Every fall and winter, assistant coach Jerry Zulli has the difficult task of preparing Alabama’s hitters for the onslaught of draftable talent that makes up SEC pitching staffs. The starting point he chooses: a war on patience.
“Especially when you get into SEC play, you can’t afford to take strikes. The stuff is just too good,” Zulli said. “When you’re facing some of the arms we’re facing in the league, you just can’t afford to take strikes.”
The way he sees it, two-strike counts are often death sentences against pitchers of that quality — especially when they are ahead in the count and free to sling wicked breaking pitches. But hitters can’t be pinned into two-strike counts when they hit one of the first two pitches they see.
Aggression has been a way of life for UA at the plate in the first 13 games of the season, enough to win all of those games and rank seventh in the nation in both batting average (.333) and slugging percentage (.552) entering this weekend’s series with Lipscomb (8-3). UA has to coach some of its players into the philosophy, but once they get there, they tend to produce.
“As pitching has gotten better — guys are throwing harder, breaking pitches have more movement — it’s turned a lot of hitters into, ‘Wait and see what he’s going to do first.’ And honestly, you don’t have that amount of reaction time,” Zulli said. “You just don’t have that much time to make a decision.”
Zulli drove his point home after the fall. He tracked every fastball each hitter took in the strike zone, then showed the hitters the numbers. Then he showed those hitters how many two-strike counts they got into.
“I showed them how many two-strike counts we can eliminate just by being aggressive on fastballs we know we can hammer,” Zulli said. “I said, ‘Hey man, look. Look how many two-strike counts we’re in that we don’t need to be in.’ Mike Trout’s two-strike numbers are not great, and that’s the best hitter on the planet. Hitting with two-strikes is hard.”
The numbers show UA has followed the strategy perfectly. Through 444 at-bats, 134 of them (30.1 percent) ended on the first or second pitch. In those at-bats, UA hit .448 and slugged .701; eight of the team’s 20 home runs have come on the first or second pitch of the at-bat. UA has even reached base without a hit by being hit with the first or second pitch of an at-bat six times.
It’s one thing to approach hitting this way to avoid two-strike counts, but UA is clearly having success on the first pitches of an at-bat. Zulli makes the case that it can mess with opponents’ game plans for individual hitters.
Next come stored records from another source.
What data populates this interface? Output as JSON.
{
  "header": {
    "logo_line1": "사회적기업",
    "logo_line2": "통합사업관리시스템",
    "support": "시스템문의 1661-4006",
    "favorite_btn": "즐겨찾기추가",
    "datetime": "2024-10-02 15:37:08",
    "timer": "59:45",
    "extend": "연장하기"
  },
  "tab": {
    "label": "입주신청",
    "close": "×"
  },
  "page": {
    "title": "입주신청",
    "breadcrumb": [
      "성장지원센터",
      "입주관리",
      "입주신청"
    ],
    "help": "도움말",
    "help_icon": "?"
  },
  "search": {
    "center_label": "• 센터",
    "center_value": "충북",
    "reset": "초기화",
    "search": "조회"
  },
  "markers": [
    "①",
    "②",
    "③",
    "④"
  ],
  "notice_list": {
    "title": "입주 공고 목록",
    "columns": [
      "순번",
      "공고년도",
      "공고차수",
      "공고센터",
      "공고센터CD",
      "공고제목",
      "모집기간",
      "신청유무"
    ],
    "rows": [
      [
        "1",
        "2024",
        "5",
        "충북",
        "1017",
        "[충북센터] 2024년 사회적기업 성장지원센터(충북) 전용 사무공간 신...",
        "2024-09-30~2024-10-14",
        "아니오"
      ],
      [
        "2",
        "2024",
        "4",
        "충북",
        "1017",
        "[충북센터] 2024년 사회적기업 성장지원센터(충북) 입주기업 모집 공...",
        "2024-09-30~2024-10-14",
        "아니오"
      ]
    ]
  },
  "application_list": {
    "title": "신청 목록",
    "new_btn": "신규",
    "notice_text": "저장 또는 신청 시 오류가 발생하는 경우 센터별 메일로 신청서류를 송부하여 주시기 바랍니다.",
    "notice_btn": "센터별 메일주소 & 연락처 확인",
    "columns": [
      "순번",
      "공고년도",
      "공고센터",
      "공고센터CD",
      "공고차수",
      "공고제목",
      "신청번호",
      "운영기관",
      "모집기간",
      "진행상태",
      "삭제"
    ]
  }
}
The example he used is left fielder T.J. Reeves. Reeves being a hitter with, “real power and real bat speed,” Zulli estimates someone like him will receive as few as 50 percent fastballs from opposing pitchers. Since the pitcher is (as always) trying to get ahead in the count and likely to throw a breaking pitch to do so, Zulli makes that an opportunity for Reeves to pounce.
“When you’re hitting that get-me-over breaking ball, that 0-0 breaking ball that the pitcher’s just trying to get over for a strike, you put fear in that pitcher and the pitching coach that, ‘I have to feed this guy a fastball, I have to find another way to get this guy out,’ and you end up getting what you want,” Zulli said.
The opposite is true for catcher Sam Praytor, a hitter who sees breaking pitches well. So when he gets a fastball in a portion of the strike zone where he hits well — another thing UA’s staff educates its hitters on — that’s his cue to take a chance.
The aggression at the plate benefits UA in more situations the just the first two pitches of an at-bat. UA’s situational hitting has been strong in almost all situations — .323 with runners on, .325 with runners in scoring position and .520 with a runner on third and fewer than two outs — and Zulli thinks aggression plays a role there, too.
“What happens with runners in scoring position, hitters sometimes don’t realize that all the pressure is on the pitcher,” Zulli said. “This group’s been good because they’re aggressive to begin with, they’re aggressive personalities and they all want to hit. They all feed off of each other.”